Não hesitemos em reencontrar a amizade de Deus perdida com o pecado;
encontrando o Senhor experimentamos a alegria do seu perdão. E assim, quase
respondendo às palavras do profeta, fizemos nossa a invocação do refrão do
Salmo 50: "Perdoai-nos Senhor, porque pecamos". Proclamando, o grande
Salmo penitencial, apelamo-nos à misericórdia divina; pedimos ao Senhor que o
poder do seu amor nos volte a dar a alegria de sermos salvos.
Com este espírito, iniciamos o tempo favorável da Quaresma, como nos
recordou São Paulo: "Aquele que não havia conhecido o pecado, diz ele,
Deus o fez pecado por nós, para que nos tornássemos, nele, justiça de
Deus" (2 Cor 5, 21), para nos deixarmos reconciliar com Deus em Cristo
Jesus. O Apóstolo apresenta-se como embaixador de Cristo e mostra claramente
como precisamente através d'Ele, seja oferecida ao pecador, isto é a cada um de
nós, a possibilidade de uma reconciliação autêntica.
Só Cristo pode transformar qualquer situação de pecado em novidade de
graça. Eis por que assume um forte impacto espiritual a exortação que Paulo
dirige aos cristãos de Corinto: "Em nome de Cristo suplicamo-vos:
reconciliai-vos com Deus"; e ainda: "Este é o tempo favorável, é este
o dia da salvação" (5, 20; 6, 2). Enquanto Joel falava do futuro dia do
Senhor como de um dia de terrível juízo, São Paulo, referindo-se às palavras do
profeta Isaías, fala de "momento favorável", de "dia da
salvação". O futuro dia do Senhor tornou-se o "hoje". O dia
terrível transformou-se na Cruz e na Ressurreição de Cristo, no dia da
salvação. E este dia é agora, como nos diz o Canto ao Evangelho: "Hoje não
endureçais os vossos corações, mas ouvi a voz do Senhor". O apelo à conversão,
à penitência ressoa hoje com toda a sua força, para que o seu eco nos acompanhe
em cada momento da vida.
A liturgia da Quarta-Feira de Cinzas indica assim na conversão do
coração a Deus a dimensão fundamental do tempo quaresmal. Esta é a chamada
muito sugestiva que nos vem do tradicional rito da imposição das cinzas, que
daqui a pouco renovaremos. Rito que assume um dúplice significado: o primeiro
relativo à mudança interior, à conversão e à penitência, enquanto o segundo
recorda a precariedade da condição humana, como é fácil compreender das duas
fórmulas diversas que acompanham o gesto.

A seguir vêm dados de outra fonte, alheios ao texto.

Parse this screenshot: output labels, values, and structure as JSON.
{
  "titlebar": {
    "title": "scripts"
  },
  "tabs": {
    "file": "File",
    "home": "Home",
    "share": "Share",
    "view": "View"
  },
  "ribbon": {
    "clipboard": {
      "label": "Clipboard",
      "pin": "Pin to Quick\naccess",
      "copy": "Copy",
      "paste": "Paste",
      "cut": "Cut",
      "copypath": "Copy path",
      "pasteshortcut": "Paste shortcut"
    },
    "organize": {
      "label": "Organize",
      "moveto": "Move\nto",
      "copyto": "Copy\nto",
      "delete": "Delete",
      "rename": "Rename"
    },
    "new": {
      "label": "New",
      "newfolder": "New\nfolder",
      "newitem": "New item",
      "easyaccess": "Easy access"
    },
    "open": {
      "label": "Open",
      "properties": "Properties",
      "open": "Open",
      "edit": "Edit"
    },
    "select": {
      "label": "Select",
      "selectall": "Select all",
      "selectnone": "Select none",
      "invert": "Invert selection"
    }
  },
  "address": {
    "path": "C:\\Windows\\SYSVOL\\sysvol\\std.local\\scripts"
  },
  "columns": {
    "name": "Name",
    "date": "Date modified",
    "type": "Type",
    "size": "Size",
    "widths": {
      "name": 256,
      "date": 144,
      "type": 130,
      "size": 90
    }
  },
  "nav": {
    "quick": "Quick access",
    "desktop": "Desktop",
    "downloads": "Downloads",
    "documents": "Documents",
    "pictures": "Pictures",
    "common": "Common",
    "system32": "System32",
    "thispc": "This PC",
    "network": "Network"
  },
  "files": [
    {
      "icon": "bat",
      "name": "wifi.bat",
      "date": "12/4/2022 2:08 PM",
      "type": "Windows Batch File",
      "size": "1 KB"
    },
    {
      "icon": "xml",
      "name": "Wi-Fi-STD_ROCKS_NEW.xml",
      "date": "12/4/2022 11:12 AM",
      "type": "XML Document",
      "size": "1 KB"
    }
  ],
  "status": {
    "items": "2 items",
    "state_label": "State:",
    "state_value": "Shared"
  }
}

Amados irmãos e irmãs, temos quarenta dias para aprofundar esta
extraordinária experiência ascética e espiritual. No Evangelho (cf. Mt 6,
1-6.16-18), Jesus indica quais são os instrumentos úteis para realizar a
autêntica renovação interior e comunitária: as obras de caridade (a esmola), a
oração e a penitência (o jejum). São as três práticas fundamentais queridas
também à tradição hebraica, porque contribuem para purificar o homem aos olhos
de Deus.
Estes gestos exteriores, que devem ser realizados para agradar a Deus e
não para obter a aprovação e o consenso dos homens, são por Ele aceites se
expressam a determinação do coração a servi-l'O, com simplicidade e
generosidade. Recorda-nos isto também um dos Prefácios quaresmais onde, em
relação ao jejum, lemos esta singular expressão: "ieiunio... mentem
elevas: com o jejum elevas o espírito" (Prefácio IV).
O jejum, ao qual a Igreja nos convida neste tempo forte, certamente não
nasce de motivações de ordem física ou estética, mas brota da exigência que o
homem tem de uma purificação interior que o desintoxique da poluição do pecado
e do mal; que o eduque para aquelas renúncias saudáveis que libertam o crente
da escravidão do próprio eu; que o torne mais atento e disponível à escuta de
Deus e ao serviço dos irmãos. Por esta razão o jejum e as outras práticas
quaresmais são consideradas pela tradição cristã "armas" espirituais
para combater o mal, as paixões negativas e os vícios.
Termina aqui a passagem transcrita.